In looking at my self-indulgence and what is has brought me to, I remember the person that I always intended myself to be, but somehow lost or misunderstood how to make along the way.  I have never been about the world view or how others do.  I always intended to live from my convictions, to live with love, to be the best I could be, and offer that to others and the world.

Somehow along the way I bought into the hypnotism of society's view and marketing.  Somehow I came to believe that I was powerless under the mountain of  attitudes, ideas, and false beliefs to which we are all exposed and bombarded with every day, from those close to us as well as the 'global' community.  I came to believe that 'they' out there with their attitudes and actions were greatly responsible for the results of certain circumstances and my pain.

I still believe that we all affect our world, are responsible to each other, and that what we do has impact on the other.  But Spirit has reminded me that when it comes to Me and my world, it is my attitudes, my decisions, my thoughts and actions that create it and make it painful or beautiful.  Those same ideals affect the world at large.  If I would have love and beauty I must Be love and beauty.  I must give those things to myself as well as the world.
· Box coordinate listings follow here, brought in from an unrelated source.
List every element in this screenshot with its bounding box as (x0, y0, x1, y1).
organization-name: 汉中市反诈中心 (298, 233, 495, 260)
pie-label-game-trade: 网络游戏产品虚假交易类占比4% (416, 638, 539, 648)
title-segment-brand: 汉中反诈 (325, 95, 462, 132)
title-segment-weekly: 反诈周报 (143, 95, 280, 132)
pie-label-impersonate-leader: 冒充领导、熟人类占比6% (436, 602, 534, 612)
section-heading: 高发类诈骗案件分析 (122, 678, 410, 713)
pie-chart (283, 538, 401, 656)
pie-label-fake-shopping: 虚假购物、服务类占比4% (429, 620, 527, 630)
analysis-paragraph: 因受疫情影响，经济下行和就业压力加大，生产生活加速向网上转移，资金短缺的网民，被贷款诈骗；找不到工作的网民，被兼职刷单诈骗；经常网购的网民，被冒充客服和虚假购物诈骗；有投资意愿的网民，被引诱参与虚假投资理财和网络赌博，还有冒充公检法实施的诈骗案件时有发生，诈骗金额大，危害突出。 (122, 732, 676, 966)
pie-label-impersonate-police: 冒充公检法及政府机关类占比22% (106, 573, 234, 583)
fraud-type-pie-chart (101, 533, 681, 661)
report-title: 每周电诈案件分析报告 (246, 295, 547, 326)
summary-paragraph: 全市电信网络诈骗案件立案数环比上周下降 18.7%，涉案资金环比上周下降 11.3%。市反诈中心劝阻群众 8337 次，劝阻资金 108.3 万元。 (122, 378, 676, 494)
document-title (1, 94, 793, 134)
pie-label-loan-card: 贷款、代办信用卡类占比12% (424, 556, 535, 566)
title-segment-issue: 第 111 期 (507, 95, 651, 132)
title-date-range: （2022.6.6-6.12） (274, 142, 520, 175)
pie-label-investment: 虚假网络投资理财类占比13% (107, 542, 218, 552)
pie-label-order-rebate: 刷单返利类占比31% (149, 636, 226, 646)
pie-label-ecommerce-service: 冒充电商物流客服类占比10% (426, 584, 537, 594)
And so I have returned to love and heart-centered living, for myself and the world.  This is Who I am, Who I always intended to be, and the person I will once again become.  Love for myself allows me to give up the self-indulgence.  Love for others allows me to give up the hateful attitudes.

The world may not change.  Nothing anyone does needs to affect me and cannot, unless I forget to live with love.  It is not my place to make them change or scorn them for anything they are or are not.  It is my place to Love them and Myself to make this Christmas and every Christmas to come blessed.